Our basically idea was to extract the pdf-formfield data and properties, insert the data into an xml-structure and using the xml-uploadfunction in Smartforms as the final step. There were forms with less data and a clear structure but also very detailed and overcrowded structures. So we kept in mind that sometimes it would be probably necessary to turn a few screws directly in the converter source. The second part of the work should be the new designed forms. Here we started directly from scratch, creating doc-prototypes with associated technical files containing the formfield-properties. So no existing pdf-form for us. We decided to manage this problem with a different version of the converter. Both converter versions should be developed as a .NET-application. We used C# as ide.
Behind the converter-gui there are batch-modules (developed with Delphi as commandline-tools) doing three jobs for us:
• Extracting the main form-properties like used fonts, the form dimensions, date and time of creation, and so on.
• Extracting all form-fields with name, position values and field-lengths.

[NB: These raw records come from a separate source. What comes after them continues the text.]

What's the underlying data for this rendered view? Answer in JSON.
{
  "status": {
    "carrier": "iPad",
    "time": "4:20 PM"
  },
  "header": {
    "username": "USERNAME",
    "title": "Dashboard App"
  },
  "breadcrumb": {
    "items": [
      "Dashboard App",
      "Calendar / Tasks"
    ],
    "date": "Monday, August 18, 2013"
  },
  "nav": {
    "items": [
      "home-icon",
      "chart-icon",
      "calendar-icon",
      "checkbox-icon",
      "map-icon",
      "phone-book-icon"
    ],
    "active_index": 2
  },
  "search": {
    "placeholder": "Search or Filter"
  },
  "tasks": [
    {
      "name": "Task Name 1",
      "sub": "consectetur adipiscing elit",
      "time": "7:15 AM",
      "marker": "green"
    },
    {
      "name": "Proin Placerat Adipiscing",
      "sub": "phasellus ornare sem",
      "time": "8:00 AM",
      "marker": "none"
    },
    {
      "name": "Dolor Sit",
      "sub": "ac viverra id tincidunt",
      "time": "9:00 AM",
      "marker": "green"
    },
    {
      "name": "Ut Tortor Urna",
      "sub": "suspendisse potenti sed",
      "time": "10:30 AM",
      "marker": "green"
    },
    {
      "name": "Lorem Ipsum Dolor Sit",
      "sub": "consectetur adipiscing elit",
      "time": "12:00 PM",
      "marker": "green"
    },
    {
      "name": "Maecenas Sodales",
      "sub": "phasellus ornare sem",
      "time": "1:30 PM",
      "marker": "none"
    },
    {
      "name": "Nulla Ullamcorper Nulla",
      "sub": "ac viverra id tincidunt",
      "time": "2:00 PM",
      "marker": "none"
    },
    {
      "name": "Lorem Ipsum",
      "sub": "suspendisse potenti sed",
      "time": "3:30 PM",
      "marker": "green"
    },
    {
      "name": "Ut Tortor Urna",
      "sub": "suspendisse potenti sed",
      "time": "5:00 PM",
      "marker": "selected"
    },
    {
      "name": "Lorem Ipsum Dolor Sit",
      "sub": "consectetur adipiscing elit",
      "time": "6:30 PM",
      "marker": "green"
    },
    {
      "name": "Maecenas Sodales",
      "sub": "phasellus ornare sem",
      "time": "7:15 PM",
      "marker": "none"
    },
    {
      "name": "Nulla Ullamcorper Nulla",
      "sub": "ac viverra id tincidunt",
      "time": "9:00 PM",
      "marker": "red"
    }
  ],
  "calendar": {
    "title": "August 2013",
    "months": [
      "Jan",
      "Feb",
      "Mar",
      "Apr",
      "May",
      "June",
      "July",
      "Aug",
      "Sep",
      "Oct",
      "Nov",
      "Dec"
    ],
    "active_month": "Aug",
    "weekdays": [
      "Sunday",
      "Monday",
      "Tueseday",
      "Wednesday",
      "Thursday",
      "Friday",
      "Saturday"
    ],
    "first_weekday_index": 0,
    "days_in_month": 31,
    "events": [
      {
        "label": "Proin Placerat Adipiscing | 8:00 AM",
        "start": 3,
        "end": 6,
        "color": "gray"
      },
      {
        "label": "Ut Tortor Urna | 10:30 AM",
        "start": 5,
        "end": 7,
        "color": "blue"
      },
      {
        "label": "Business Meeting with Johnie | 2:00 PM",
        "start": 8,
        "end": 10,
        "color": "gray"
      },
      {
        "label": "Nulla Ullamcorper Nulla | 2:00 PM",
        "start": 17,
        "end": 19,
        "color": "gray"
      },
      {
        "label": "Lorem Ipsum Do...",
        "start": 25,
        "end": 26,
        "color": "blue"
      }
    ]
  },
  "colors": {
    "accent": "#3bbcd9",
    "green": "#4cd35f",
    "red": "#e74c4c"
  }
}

• Converting the displayed form content into a tiff-file, regarding the SAP tiff-specifications and the needed dpi-value as a backgoundimage for Smartforms.
The next point was a valid xml-structure to have a look inside. We got it doing a local xml-download of an existing form from Smartforms. We analyzed it, determined the parts which would be always the same and the parts which would be changed programmatically with variable values. We splitted the xml-structure into constant and variable templates. In the templates we signed the significant positions with unique placeholders. Our converter should transform all these things like form properties, field data, reference to the backgroundimage, constant and modified templates as the final step into one new xml-file for the Smartforms-upload.
To prepare Smartforms for the xml-upload first we have to create one single time a formstyle with all possible fontstyles used in the uploaded forms. Another point are the backgroundimages. They are created automatically while generating the upload-xml-structure but the local tiff-files still need to be transported into the SAP Form Graphics Administration (transaction SE78). At this time the referenced link is already in the xml-structure.
So the steps for existing pdf-forms are:
• Starting the converter.
• Selecting a pdf-form and moving through the converter-steps.
• Uploading the new tiff-file via transaction SE78 into SAP.
• Uploading the new xml-file into SAP Smartforms.
• Activating the new form in Smartforms. …That’s it!
At least the converter version for the non-existing forms… In this case the workflow is a bit different. The form properties are already extracted `cause we have the ascii-files with all form- and formfield-properties and bmp- or doc-prototypes.
First step is to convert the bmp- or doc-file into the tiff-format according to the SAP specifications. We’re using for this job the free graphic application „Gimp“. Although „Irfan View“ would be a good candidate for this job we should keep in mind that this application is only free for personal use. Then these tiff-files will be transfered into the SAP Form Graphics Administration (transaction SE78), too. Instead of grabbing the form- and field- properties from the pdf-form via commandline-tools the second version of the converter can read the needed data out of these technical ascii-files which come along with the bmp-prototype. At this stage the flow is the same. The xml-file will be created … uploaded …
So the steps for completely new forms are:
• Converting the bmp-file into tiff-format
• Uploading the new tiff-file via transaction SE78 into SAP.
• Selecting the technical form-data-file moving through the converter-steps.
• Uploading the new xml-file into SAP Smartforms.
• Activating the new form in Smartforms. …That’s it!
There’s one restriction: The described procedures concentrates themselves on the main task – creating single-page-forms. Sure it’s possible to enhance the converters for multi-page-forms but in our special case the cost-benefit ratio wouldn’t have a good relationship.
All together we had to convert approximately 300 forms. Normally this work would have lasted 100 days. With our converters we could do this job in less than 10 days!